Por isso, quanto mais cedo você entende o estilo da prova, mais fácil fica montar uma rotina que te deixe competitiva de verdade.
Como funciona a prova da Fuvest?
A Fuvest acontece em duas fases, geralmente entre novembro e dezembro, para selecionar quem vai estudar na USP no ano seguinte.
Na 1ª fase, você responde a 90 questões de múltipla escolha, com conteúdo de todas as disciplinas do ensino médio: Português, Literatura, Matemática, História, Geografia, Biologia, Física, Química, Inglês, Filosofia, Sociologia, Artes e Educação Física. É uma prova bem ampla, que testa sua base geral.

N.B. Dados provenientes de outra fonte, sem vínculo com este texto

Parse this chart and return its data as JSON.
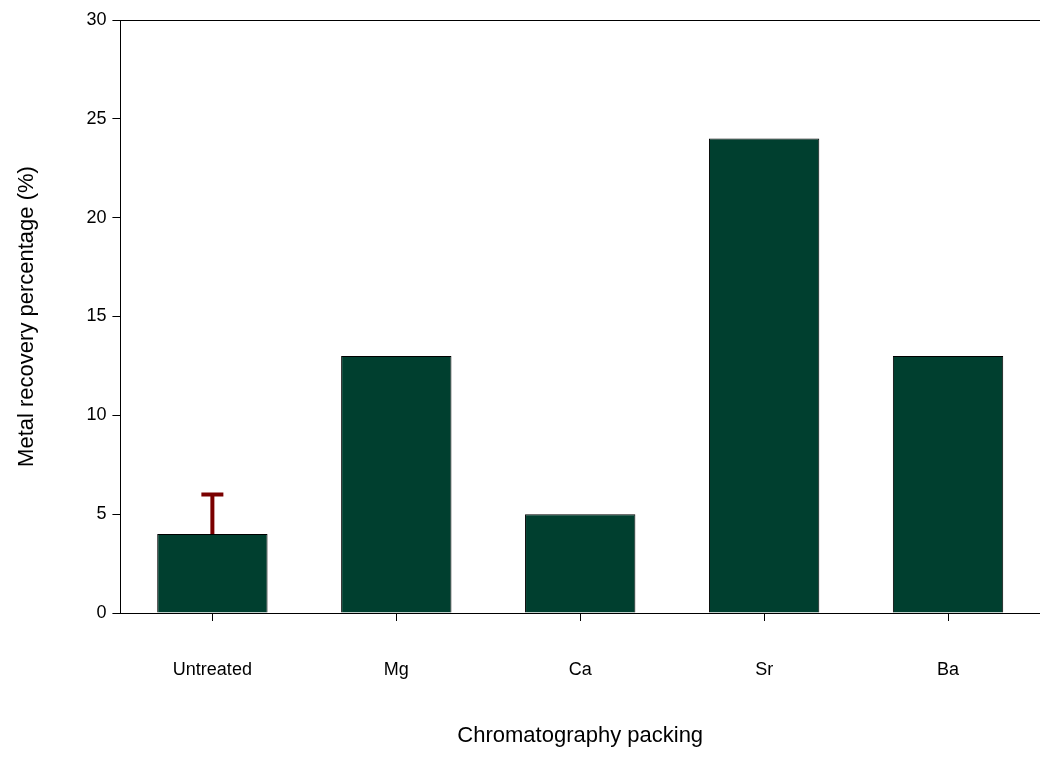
{
  "chart_data": {
    "type": "bar",
    "xlabel": "Chromatography packing",
    "ylabel": "Metal recovery percentage (%)",
    "categories": [
      "Untreated",
      "Mg",
      "Ca",
      "Sr",
      "Ba"
    ],
    "values": [
      4,
      13,
      5,
      24,
      13
    ],
    "color": "#003f2f",
    "errors": [
      [
        4,
        6
      ],
      null,
      null,
      null,
      null
    ],
    "ylim": [
      0,
      30
    ],
    "yticks": [
      0,
      5,
      10,
      15,
      20,
      25,
      30
    ],
    "grid": false,
    "legend": false
  }
}
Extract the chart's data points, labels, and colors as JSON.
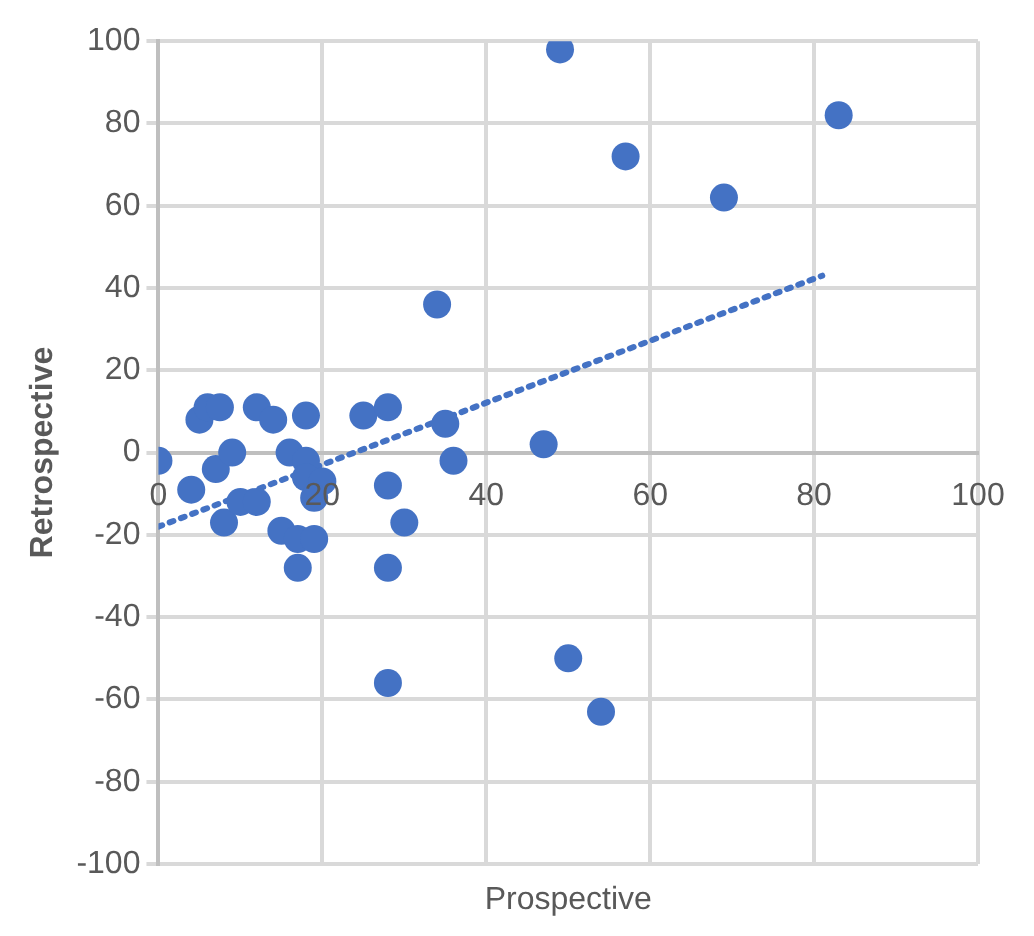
{
  "chart_data": {
    "type": "scatter",
    "xlabel": "Prospective",
    "ylabel": "Retrospective",
    "xlim": [
      0,
      100
    ],
    "xticks": [
      0,
      20,
      40,
      60,
      80,
      100
    ],
    "ylim": [
      -100,
      100
    ],
    "yticks": [
      -100,
      -80,
      -60,
      -40,
      -20,
      0,
      20,
      40,
      60,
      80,
      100
    ],
    "grid": true,
    "legend": false,
    "marker": "circle",
    "series": [
      {
        "color": "#4472c4",
        "x": [
          0,
          4,
          5,
          6,
          7.5,
          7,
          9,
          8,
          10,
          12,
          12,
          14,
          15,
          16,
          18,
          18,
          17,
          17,
          18,
          19,
          20,
          19,
          25,
          28,
          28,
          30,
          28,
          28,
          34,
          35,
          36,
          49,
          83,
          57,
          69,
          47,
          50,
          54
        ],
        "values": [
          -2,
          -9,
          8,
          11,
          11,
          -4,
          0,
          -17,
          -12,
          -12,
          11,
          8,
          -19,
          0,
          -2,
          9,
          -21,
          -28,
          -6,
          -21,
          -7,
          -11,
          9,
          11,
          -8,
          -17,
          -28,
          -56,
          36,
          7,
          -2,
          98,
          82,
          72,
          62,
          2,
          -50,
          -63
        ]
      },
      {
        "type": "line",
        "color": "#4472c4",
        "line_style": "dotted",
        "marker": "none",
        "x": [
          0,
          81
        ],
        "values": [
          -18,
          43
        ]
      }
    ]
  }
}
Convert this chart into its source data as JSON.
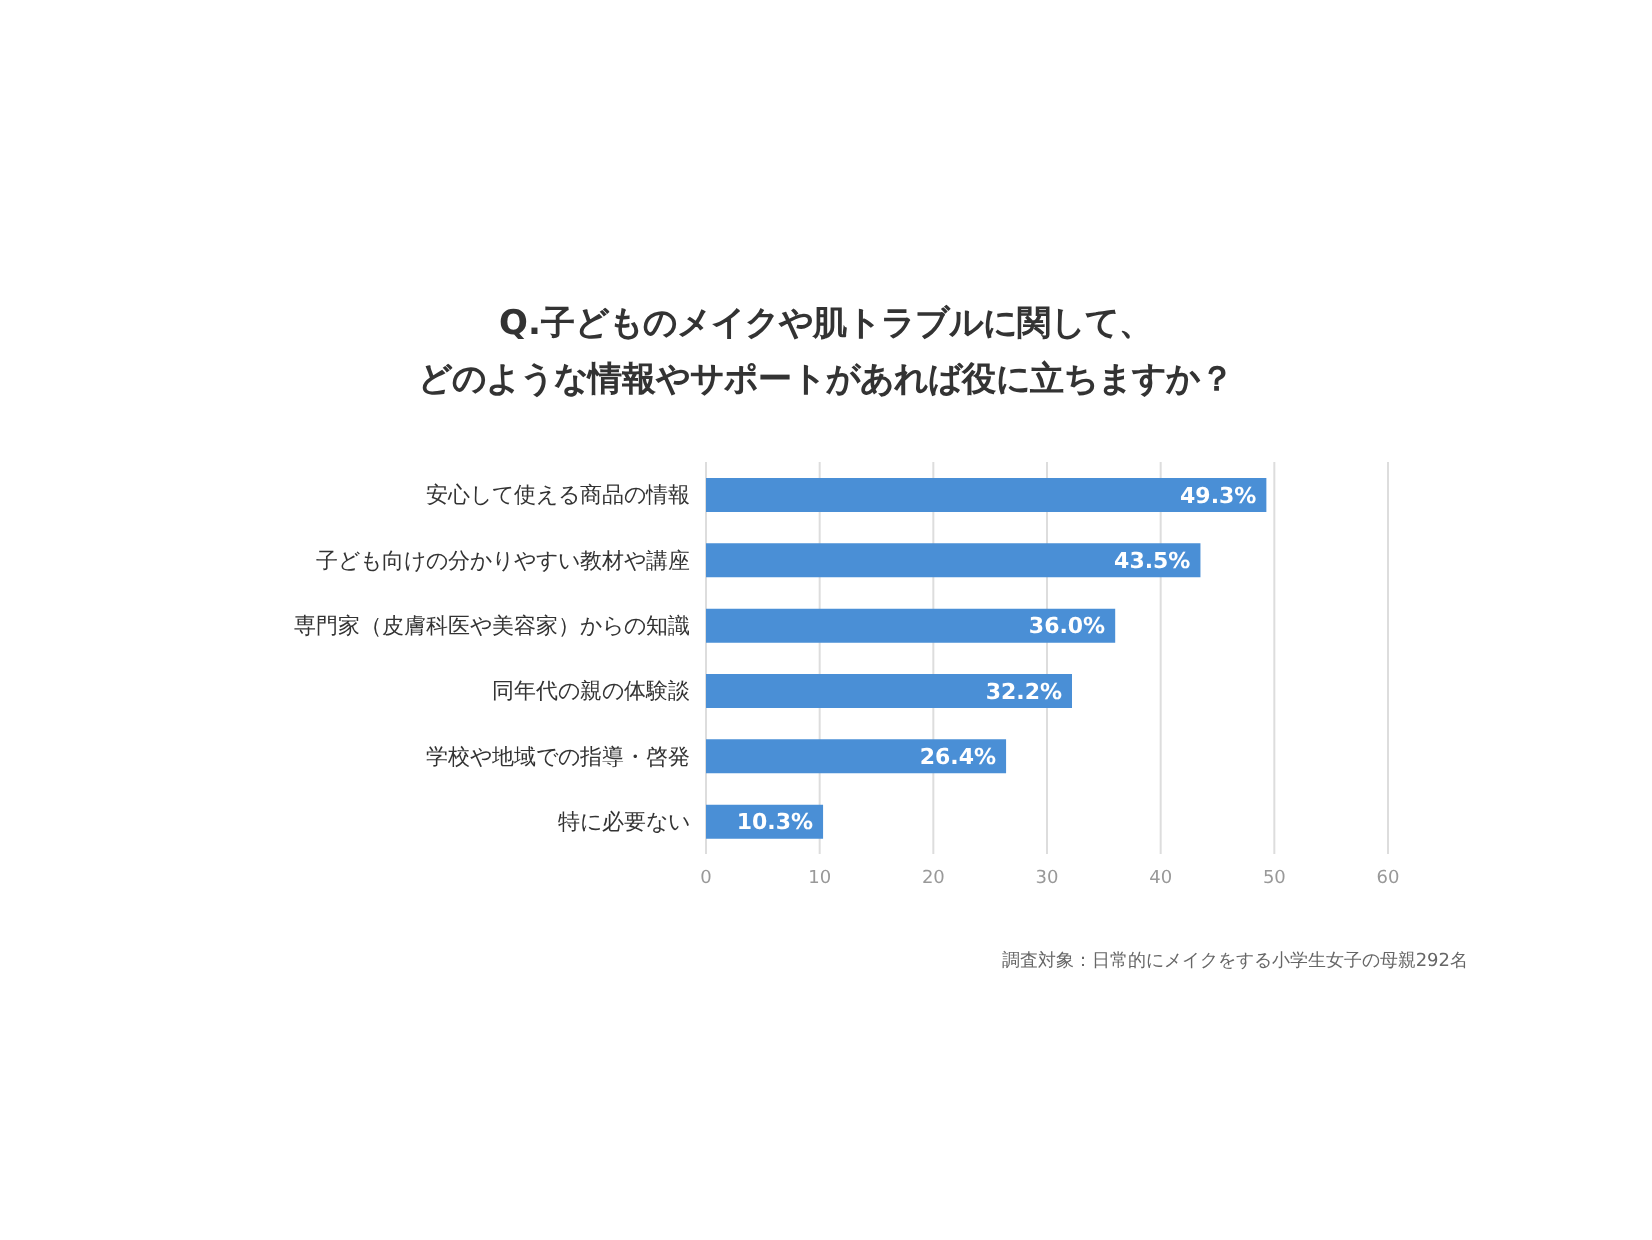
{
  "chart_data": {
    "type": "bar",
    "orientation": "horizontal",
    "title": "Q.子どものメイクや肌トラブルに関して、どのような情報やサポートがあれば役に立ちますか？",
    "categories": [
      "安心して使える商品の情報",
      "子ども向けの分かりやすい教材や講座",
      "専門家（皮膚科医や美容家）からの知識",
      "同年代の親の体験談",
      "学校や地域での指導・啓発",
      "特に必要ない"
    ],
    "values": [
      49.3,
      43.5,
      36.0,
      32.2,
      26.4,
      10.3
    ],
    "value_labels": [
      "49.3%",
      "43.5%",
      "36.0%",
      "32.2%",
      "26.4%",
      "10.3%"
    ],
    "color": "#4a8fd6",
    "xlim": [
      0,
      60
    ],
    "xticks": [
      0,
      10,
      20,
      30,
      40,
      50,
      60
    ],
    "grid": "x",
    "annotations": [
      "調査対象：日常的にメイクをする小学生女子の母親292名"
    ]
  }
}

Na 2ª fase, o foco muda para a profundidade. São dois dias de prova. No primeiro, caem dez questões discursivas de Língua Portuguesa e uma redação. No segundo, aparecem 12 questões discursivas específicas do curso escolhido.
Quem quer Medicina, por exemplo, enfrenta muitas questões de exatas e biológicas; já quem sonha com Direito ou Jornalismo encara mais humanas.
Aqui, o que mais pesa é como você pensa e se expressa. Não basta "saber a fórmula": é preciso explicar com clareza o caminho que você fez até a resposta.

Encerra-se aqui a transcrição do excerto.